Gazeteci Macit Gürbüz o yıllarda operasyonu izlemek için Pamukoğlu’nun yanına gider ve “Paşam fotoğraflamamız için bize öldürdüğünüz 400 PKK’yı toplatır mısınız?” deyince gazetelere manşet olan Pamukoğlu’nun o sözü ortaya çıkar:


“Ben, siz fotoğraf çekeceksiniz diye ölü ve leş toplatmam!”

Askerlerin Pamukoğlu’nu sevdiği gibi komutan da askerlerini bir o kadar sever… Ocak ayında Buzul Dağı’na operasyon yapılır; asker, kardan dolayı ne ileri gidebilir ne geri dönebilir ve askerin soğuktan donma ihtimali vardır. “Efsane” orada yine şöyle bir talimat verir:

“Silahın dipçikleri dahil her şeyi yakın!”

1990’lı yıllarda Genelkurmay Başkanı olan Doğan Güreş, Pamukoğlu’nun terör konusundaki başarısından dolayı “Üç tane Pamukoğlu olsa terörü bitiririz” diyerek onun ne büyük bir asker olduğunu ifade eder…

Güreş’in bu sözünün arkasında, Pamukoğlu’nun 90’lı yıllarda yaptığı terör operasyonlarında 12 bin olan terörist sayısını 5 – 6 bin civarına düşürmüş olması vardır…

“PKK’yı nasıl yok ederiz?” sorusunun cevabı o yüzden Osman Pamukoğlu’dur!

Osman Pamukoğlu bu süreçten sonra askeri teamüllerden dolayı tabi ki gelip kep takamaz, bot bağlayamaz; askeriyede bir danışma kurulu olamaz mı? Bal gibi de olur ve bunun tepesine de Osman Pamukoğlu oturtulur!

Bunun bir benzerini AKP iktidarı 2006 – 2007 yıllarında (2002 yılında) emekli olmuş Edip Başer’i “PKK ile Mücadele Özel Koordinatörü” yaparak göstermişti.

AKP, o dönem de Başer’i (sözde) “Barış Süreci” için getirmişti; Pamukoğlu’nu da pekala süresiz olması gereken “PKK ile çatışma süreci” için getirebilir; zaten diğer türlü “Efsane”nin bunu kabul etmesi mümkün olmayacaktır.


O yüzden, bugün PKK ile mücadelede bize bir Efsane komutan Osman Pamukoğlu gerek!..

MİT’in eksikliği ve bir ABD oyunu: Kayseri patlaması

Şehit deyince diner mi acı? Artık Yeter!


Erdal Kişioğlu
Kişioğlu, zıt düşüncelere sahip kişilerle tartışmayı seven ve her olaya bilimsel olarak yaklaşıp, olaylara septik yaklaşmaktan kaçınmayan biridir.
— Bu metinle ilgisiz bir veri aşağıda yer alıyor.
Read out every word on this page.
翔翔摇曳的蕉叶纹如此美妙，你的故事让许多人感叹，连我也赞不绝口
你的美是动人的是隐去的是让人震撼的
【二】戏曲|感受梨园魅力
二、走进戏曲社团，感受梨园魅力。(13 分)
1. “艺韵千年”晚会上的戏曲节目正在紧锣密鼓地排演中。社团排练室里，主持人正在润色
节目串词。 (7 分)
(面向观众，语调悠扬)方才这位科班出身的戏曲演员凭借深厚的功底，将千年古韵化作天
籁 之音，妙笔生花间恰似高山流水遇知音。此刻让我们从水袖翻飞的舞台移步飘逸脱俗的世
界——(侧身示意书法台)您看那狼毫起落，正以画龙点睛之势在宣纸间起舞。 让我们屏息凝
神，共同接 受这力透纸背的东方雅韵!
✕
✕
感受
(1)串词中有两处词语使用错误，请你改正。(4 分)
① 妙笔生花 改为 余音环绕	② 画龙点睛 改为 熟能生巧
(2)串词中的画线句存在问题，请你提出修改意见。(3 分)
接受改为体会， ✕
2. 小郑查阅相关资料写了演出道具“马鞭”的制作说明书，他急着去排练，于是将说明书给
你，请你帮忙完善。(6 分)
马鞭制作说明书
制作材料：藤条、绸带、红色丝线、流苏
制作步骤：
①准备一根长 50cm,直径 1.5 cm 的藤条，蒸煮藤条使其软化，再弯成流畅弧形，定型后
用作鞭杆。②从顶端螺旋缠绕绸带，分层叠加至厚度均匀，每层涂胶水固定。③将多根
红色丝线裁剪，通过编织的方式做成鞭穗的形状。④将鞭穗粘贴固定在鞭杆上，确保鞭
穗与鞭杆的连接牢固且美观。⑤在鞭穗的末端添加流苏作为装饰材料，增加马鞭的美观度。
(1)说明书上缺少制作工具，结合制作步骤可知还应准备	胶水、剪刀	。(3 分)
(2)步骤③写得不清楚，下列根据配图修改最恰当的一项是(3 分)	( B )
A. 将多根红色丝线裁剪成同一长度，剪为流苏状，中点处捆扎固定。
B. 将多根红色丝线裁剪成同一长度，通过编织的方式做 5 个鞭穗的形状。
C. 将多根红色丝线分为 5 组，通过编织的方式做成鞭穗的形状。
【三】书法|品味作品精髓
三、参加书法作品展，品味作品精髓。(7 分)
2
Olayları derinlemesine incelemeyi ve yanlışın ortaya çıkarılıp doğruya nasıl ulaşılacağı konusunda fikir üretilip bunun üzerinden felsefe yapılmasını arzulayan biridir. Etik, ahlaki ve hukuki sınırları aşmadan herkesin, her ortamda eleştirilmesi taraftarıdır. Dogmatik düşüncelerden uzak; sormayı, sorgulamayı kendisine görev edinmiş ve bunun çabası içerisindedir… Her türlü bilgi alışverişine açık; farklı görüşlerin çarpıştıkça büyüyebileceğine ve kolektif düşünsel ürünlerin ikamesinin de olabileceğine inanmakta; halk için, halk yararına olan her şeyin de yanındadır…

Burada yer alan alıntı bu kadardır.